El profesional de 28 años pidió «tomar conciencia» de lo que ocurre en los centros de salud en la pandemia y criticó la apertura de bares y restaurantes dispuesta por el Gobierno porteño, como parte de la flexibilización del aislamiento.
En el Hospital Durand hay 48 camas de terapia intensiva pero «no pueden ocuparse todas porque faltan enfermeros», dijo por su parte Luis Ortiz, enfermero y delegado de la Asociación de Trabajadores del Estado (ATE), quien explicó que «algunos no están porque tienen licencia por pertenecer a grupos de riesgo y otros porque están enfermos».

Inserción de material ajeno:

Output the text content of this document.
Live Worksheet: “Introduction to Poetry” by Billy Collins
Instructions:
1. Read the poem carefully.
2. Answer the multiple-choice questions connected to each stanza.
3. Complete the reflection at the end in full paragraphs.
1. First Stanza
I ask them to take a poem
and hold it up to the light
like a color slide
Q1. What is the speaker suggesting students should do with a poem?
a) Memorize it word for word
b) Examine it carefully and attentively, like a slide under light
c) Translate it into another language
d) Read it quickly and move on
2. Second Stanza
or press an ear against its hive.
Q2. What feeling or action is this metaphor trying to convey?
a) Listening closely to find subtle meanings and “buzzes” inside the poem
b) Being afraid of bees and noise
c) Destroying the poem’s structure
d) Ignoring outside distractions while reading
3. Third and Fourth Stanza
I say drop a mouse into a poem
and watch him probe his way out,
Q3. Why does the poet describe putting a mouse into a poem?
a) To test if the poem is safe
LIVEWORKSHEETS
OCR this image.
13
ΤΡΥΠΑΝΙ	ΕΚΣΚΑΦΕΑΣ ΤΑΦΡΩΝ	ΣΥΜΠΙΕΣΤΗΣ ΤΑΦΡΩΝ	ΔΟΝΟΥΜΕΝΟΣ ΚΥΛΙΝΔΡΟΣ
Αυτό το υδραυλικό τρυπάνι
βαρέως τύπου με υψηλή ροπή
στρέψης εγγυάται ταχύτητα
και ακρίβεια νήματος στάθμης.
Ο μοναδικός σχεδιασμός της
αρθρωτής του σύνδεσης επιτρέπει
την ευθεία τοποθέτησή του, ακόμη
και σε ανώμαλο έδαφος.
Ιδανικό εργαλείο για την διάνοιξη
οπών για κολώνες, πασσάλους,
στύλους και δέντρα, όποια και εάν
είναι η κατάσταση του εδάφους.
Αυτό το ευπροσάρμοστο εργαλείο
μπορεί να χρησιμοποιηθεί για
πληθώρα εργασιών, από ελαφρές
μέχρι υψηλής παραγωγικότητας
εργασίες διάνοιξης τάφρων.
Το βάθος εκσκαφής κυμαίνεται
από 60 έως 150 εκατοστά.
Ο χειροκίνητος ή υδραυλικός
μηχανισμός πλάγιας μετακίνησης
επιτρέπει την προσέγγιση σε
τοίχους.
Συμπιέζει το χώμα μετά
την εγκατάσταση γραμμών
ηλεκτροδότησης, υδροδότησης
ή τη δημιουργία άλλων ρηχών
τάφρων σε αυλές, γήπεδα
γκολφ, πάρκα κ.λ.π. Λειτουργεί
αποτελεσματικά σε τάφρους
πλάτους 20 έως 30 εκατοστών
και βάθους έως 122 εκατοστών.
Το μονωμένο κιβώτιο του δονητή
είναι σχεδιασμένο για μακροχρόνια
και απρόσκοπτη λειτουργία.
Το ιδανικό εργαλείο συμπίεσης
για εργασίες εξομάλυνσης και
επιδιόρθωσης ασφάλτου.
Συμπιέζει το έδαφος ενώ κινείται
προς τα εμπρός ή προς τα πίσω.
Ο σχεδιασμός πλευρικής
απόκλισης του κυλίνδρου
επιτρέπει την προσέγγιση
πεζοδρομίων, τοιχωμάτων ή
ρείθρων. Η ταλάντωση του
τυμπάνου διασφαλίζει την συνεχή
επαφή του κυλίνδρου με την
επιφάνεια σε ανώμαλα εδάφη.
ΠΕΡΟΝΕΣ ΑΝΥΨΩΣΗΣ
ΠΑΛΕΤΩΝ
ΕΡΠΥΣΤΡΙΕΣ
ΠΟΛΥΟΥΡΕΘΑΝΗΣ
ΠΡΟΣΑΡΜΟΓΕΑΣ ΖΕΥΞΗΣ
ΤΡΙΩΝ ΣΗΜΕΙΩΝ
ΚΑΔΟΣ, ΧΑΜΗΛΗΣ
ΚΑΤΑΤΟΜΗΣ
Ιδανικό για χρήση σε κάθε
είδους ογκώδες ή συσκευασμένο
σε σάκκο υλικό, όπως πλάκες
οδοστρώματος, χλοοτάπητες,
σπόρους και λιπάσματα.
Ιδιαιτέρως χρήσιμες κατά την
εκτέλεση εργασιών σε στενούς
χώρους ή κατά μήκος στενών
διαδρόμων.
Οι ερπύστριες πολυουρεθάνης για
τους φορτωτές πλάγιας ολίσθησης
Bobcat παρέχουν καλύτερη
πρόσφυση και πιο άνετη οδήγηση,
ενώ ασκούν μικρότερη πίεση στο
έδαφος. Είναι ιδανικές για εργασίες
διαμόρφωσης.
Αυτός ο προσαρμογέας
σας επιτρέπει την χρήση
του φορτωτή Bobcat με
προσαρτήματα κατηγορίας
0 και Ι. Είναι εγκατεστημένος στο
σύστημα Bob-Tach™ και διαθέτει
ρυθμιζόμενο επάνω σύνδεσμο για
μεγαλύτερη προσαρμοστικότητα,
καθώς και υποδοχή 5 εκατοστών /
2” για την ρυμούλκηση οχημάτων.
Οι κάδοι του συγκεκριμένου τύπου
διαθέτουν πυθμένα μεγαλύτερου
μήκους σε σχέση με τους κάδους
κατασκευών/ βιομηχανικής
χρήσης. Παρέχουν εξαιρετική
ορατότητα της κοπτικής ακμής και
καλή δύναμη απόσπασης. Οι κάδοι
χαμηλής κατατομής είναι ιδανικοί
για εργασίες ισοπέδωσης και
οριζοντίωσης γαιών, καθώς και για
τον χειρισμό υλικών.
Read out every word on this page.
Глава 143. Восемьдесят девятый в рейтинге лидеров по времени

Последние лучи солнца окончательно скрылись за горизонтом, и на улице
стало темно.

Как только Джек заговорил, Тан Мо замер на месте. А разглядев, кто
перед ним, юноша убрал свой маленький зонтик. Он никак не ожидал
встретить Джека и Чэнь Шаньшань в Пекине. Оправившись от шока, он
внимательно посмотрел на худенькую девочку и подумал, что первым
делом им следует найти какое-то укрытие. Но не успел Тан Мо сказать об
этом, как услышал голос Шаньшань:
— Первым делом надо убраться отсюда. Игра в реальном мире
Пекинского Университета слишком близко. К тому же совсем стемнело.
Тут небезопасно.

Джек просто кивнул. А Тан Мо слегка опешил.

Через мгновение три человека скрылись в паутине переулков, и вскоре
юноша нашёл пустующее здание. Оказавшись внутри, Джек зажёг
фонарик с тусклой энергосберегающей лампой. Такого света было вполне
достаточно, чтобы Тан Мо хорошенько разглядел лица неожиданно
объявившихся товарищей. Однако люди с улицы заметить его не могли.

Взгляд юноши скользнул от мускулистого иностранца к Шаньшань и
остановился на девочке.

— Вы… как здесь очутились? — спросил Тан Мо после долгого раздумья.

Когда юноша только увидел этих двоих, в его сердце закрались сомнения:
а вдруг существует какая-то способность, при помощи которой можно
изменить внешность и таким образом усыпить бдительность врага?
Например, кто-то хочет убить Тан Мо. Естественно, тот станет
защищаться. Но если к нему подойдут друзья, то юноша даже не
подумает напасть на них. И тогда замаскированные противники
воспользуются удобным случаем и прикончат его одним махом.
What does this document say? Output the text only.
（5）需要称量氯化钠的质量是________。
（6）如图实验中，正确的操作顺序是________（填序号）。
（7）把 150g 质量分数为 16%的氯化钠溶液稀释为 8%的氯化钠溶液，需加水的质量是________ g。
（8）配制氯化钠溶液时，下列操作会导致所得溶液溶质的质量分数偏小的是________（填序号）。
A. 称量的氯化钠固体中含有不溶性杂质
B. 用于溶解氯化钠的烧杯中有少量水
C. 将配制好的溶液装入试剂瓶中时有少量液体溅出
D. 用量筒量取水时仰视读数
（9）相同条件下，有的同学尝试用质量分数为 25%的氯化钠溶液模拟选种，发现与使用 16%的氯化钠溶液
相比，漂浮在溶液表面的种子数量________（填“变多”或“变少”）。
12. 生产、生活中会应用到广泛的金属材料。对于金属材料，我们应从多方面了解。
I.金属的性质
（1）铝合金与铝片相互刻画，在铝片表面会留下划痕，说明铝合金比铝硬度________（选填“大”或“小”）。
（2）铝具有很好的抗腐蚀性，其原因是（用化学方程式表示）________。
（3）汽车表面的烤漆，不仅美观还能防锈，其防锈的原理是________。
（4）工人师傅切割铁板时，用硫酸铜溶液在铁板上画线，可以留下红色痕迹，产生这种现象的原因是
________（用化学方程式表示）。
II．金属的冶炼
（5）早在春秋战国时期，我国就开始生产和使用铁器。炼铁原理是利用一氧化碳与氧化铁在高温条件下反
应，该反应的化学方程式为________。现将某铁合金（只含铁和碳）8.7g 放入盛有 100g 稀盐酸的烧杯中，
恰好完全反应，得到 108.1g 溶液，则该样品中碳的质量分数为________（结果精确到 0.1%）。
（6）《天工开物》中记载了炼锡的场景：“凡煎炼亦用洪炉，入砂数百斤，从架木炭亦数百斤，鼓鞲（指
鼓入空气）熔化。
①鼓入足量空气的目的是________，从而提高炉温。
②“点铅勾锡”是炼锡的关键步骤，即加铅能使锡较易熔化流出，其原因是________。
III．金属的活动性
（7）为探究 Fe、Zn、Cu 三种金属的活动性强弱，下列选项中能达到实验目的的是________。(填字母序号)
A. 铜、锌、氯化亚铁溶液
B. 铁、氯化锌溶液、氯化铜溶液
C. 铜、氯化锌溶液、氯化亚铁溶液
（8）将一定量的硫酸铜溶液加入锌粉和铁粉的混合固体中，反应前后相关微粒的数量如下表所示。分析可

Los pacientes internados en terapia intensiva con Covid-19 son inducidos al coma a través de fármacos para poder entubarlos y necesitan ser rotados entre dos y tres veces por día para buscar un mejor funcionamiento de las áreas pulmonares. Se trata de maniobras que requieren la atención de entre 4 y 6 trabajadores.
Los profesionales indicaron que estas prácticas sumadas al constante monitoreo de las funciones vitales de cada paciente y la administración de medicamentos demanda atención constante, minuciosa y genera sobre los trabajadores de la salud «una presión extra» cuando también hay que lidiar con la falta de insumos y la precarias condiciones laborales.
Al describir el estado de ánimo de los trabajadores, Kalniker sostuvo que «estamos agotados físicamente y en lo psicológico predomina el sentimiento de angustia entre nosotros; aunque intentamos distraernos, pero nos enfrentamos todos los días a la enfermedad y a la muerte, no es nada fácil».